Он ухватил меня длинной, костлявей рукой.
— Садись, и дай мне послушать, как я снова говорю на родном языке, — ты же всегда был хорошим слушателем, — а я уже лет восемь на нем не говорил. Ты в этой комнате можешь выдержать? Надо бы, конечно, растворить окна, да какая, в сущности, разница?
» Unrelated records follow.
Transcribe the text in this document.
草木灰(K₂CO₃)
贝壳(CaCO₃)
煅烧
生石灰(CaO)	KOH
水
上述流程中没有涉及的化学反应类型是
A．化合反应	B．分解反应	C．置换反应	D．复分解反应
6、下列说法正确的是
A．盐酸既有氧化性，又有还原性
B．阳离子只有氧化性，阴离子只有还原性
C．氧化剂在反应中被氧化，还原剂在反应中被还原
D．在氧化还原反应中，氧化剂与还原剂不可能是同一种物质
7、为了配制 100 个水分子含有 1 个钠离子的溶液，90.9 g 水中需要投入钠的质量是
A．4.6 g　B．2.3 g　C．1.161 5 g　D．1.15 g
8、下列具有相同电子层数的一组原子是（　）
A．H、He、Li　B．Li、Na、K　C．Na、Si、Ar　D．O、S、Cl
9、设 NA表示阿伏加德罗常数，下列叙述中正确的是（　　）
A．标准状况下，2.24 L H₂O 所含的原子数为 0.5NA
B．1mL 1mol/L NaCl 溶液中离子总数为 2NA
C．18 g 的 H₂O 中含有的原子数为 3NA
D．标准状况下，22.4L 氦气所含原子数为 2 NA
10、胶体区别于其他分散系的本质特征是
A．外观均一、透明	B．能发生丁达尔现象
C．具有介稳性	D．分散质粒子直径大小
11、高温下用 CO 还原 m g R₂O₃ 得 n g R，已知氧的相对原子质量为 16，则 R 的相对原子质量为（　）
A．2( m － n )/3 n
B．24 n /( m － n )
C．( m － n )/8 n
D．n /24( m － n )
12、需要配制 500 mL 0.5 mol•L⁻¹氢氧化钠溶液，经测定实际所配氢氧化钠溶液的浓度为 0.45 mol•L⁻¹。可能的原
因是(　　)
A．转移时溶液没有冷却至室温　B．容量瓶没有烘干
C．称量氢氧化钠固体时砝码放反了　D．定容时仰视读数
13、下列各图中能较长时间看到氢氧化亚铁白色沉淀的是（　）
По крайней мере, привыкну к жаре, прежде чем помереть.
Я придвинул стул поближе к кровати, и мы повели разговор, перемежавшийся долгими приступами кашля, разговор о
И вдруг.
— А что она делает? — спросил он, — вы с ней видитесь?
— Она играет в… — я назвал комическую оперу, шедшую тогда в Париже. — Нет, я давно ее не видел.
Он положил свою худую белую руку на мою.
— Правда, жаль, что мы не можем слиться в единое существо, — ты, святой, и я, сатир?! Из нас двоих вышел бы превосходный любовник.
И мне снова вспомнились те долгие ночи, когда я лежал без сна, вслушиваясь в сердитые голоса отца и матери, проникавшие сквозь тонкую стену. Такая, очевидно, была у меня судьба — стоять беспомощно между теми, кого я любил, глядя, как они, вопреки собственной воле, терзают друг друга.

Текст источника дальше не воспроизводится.